Nicht nur in sozialen Netzwerken tauchen immer häufiger Beiträge mit kleinen Bildern auf, die aus Textzeichen konstruiert sind. Viele dieser ASCII-Bildchen sind richtige Kunstwerke. Wie lassen sich diese leicht erstellen?

Da einige Internetplattformen wie Twitter keine Grafiken unterstützen, hat sich ein Trend hin zu Pseudo-Grafiken aus Textzeichen entwickelt. Da die Eingabe per Hand bei größeren Bildern schnell sehr aufwendig wird, lassen sich die ASCII-Grafiken per Software-Generator erzeugen. Eine geeignete Freeware ist der Characterizer.

Nach dem Download entpacken Sie das ZIP-Archiv und starten “setup.exe” zur Installation.
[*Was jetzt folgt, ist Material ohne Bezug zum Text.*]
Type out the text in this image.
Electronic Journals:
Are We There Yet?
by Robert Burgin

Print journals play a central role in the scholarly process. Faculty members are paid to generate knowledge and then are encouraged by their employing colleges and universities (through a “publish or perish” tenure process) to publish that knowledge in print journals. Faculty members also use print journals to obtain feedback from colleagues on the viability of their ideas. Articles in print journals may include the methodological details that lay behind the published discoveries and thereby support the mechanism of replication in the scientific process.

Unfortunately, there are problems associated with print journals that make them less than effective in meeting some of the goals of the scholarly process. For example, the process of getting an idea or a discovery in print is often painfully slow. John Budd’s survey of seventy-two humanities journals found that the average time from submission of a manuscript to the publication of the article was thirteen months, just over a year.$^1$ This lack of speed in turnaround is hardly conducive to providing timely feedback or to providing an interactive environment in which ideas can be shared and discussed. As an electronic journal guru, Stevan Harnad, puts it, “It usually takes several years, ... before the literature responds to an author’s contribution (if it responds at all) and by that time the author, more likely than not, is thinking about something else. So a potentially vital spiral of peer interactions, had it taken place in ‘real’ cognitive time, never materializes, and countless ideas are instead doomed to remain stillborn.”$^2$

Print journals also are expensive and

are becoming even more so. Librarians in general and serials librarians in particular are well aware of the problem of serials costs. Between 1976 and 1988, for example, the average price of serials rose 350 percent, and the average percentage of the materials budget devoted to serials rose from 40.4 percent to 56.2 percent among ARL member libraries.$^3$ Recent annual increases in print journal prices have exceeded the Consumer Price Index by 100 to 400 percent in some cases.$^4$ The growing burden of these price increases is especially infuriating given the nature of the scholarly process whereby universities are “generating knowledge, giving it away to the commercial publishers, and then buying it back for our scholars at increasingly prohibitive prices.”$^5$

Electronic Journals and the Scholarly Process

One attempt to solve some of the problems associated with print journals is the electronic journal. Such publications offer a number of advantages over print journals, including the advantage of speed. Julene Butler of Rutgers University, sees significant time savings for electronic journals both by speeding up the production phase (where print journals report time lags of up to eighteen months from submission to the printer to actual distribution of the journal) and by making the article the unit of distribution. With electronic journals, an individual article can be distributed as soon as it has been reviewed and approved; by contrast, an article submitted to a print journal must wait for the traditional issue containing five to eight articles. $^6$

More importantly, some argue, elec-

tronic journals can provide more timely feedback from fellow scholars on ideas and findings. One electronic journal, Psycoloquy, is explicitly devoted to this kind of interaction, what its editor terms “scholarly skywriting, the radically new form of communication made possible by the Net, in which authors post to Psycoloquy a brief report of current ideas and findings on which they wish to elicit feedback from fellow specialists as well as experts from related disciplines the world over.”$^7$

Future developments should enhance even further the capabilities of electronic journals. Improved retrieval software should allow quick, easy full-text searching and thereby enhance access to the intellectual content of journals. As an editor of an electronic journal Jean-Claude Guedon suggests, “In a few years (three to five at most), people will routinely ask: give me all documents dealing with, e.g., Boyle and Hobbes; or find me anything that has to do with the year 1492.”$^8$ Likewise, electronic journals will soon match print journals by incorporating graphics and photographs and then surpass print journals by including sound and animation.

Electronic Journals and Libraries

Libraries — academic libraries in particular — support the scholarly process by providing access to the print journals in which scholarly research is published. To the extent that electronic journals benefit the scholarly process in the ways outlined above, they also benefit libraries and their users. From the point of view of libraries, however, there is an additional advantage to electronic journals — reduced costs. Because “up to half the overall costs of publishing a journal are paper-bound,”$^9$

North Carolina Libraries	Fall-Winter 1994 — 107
Starten Sie den Characterizer und klicken Sie im Register “Image” auf “Load Image”. Wählen Sie ein Foto oder eine beliebige andere Datei im Format BMP, JPG oder WMF und klicken Sie auf “Öffnen”. Sinnvoll ist eine Vorlage mit relativ geringen Abmessungen sowie markanten Formen und deutlichen Kontrasten. Solche Motive kann das Programm leichter umwandeln.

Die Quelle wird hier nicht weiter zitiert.